04 Agosto 2023
Mancano 48 ore. Il 31 luglio Ecowas (la Comunità economica degli Stati dell’Africa occidentale) aveva dato 7 giorni di tempo alla giunta militare del generale Abdourahamane Tchiani per scarcerare il presidente Mohamed Bazoum dopo il colpo di Stato in Niger. In vista della scadenza dell'ultimatum di domenica 6 agosto, però, le trattative diplomatiche sembrano destinate al fallimento. E l’intervento militare appare sempre più probabile.
Sinora gli sforzi diplomartici sembrano essere del tutto vani, se è vero che nel frattempo i capi di Stato maggiore dei Paesi membri di Ecowas, riuniti da mercoledì scorso ad Abuja, stanno completando il piano di intervento militare in Niger in vista della scadenza dell’ultimatum. Secondo quanto riferiscono fonti militari citate dall’emittente Rfi, nonostante le mediazioni dell’ultimo minuto dalla delegazione Ecowas, che si è recata a Niamey, i capi di Stato maggiore hanno continuato il loro lavoro per definire il concetto di operazione nei dettagli. L’azione dovrebbe mobilitare migliaia di soldati forniti, tra gli altri, da Senegal, Ghana, Benin e Nigeria.
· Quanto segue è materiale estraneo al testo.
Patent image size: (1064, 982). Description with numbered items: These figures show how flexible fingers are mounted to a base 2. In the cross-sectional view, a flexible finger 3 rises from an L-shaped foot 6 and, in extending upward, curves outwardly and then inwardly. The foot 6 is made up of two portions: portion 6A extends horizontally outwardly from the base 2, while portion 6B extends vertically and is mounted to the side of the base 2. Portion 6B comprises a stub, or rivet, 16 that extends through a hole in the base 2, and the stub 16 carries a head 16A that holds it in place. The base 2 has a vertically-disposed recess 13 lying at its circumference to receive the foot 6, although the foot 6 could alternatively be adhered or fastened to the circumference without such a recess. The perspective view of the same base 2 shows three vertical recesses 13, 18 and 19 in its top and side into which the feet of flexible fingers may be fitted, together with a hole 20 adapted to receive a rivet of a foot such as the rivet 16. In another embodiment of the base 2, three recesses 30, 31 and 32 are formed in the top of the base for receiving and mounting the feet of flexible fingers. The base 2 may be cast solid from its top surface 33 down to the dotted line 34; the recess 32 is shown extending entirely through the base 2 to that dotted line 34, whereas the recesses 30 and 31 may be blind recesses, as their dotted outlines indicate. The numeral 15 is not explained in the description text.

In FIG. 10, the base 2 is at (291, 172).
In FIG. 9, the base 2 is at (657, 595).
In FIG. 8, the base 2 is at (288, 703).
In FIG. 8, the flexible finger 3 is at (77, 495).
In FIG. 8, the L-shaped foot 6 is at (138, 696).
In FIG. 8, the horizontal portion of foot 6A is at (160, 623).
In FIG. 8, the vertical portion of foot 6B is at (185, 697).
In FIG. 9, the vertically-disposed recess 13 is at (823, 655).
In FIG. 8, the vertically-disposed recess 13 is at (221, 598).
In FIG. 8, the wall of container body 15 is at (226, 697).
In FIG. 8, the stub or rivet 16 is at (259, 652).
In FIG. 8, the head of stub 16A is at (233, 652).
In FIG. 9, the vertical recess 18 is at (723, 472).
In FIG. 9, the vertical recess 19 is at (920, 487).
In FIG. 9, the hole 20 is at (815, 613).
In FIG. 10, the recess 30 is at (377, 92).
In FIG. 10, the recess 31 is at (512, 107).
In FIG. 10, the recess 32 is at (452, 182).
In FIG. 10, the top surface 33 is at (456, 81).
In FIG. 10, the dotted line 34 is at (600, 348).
E proprio il presidente nigeriano Bola Tinubu ha inviato una lettera al Senato chiedendo il suo sostegno all’eventuale intervento militare in Niger e il blocco totale delle rotte marittime e aeree verso il Paese. Il documento è stato letto in seduta plenaria dal presidente del Senato, Godswill Akpabio.
Bazoum, nel frattempo, ha sollecitato “l'aiuto del governo degli Stati Uniti e dell'intera comunità internazionale per ripristinare il nostro ordine costituzionale”, esprimendo apprezzamento per “le forti e inequivocabili condanne” espresse da Stati Uniti, Unione africana, Unione europea ed Ecowas. “Questo colpo di stato deve finire e la giunta deve liberare tutti coloro che ha arrestato illegalmente”. Bazoum ha quindi messo in guarda sulle “conseguenze devastanti” che avrebbe nella regione il successo del golpe a Niamey, affermando che “nella travagliata regione africana del Sahel, il Niger rappresenta l'ultimo baluardo del rispetto dei diritti umani”.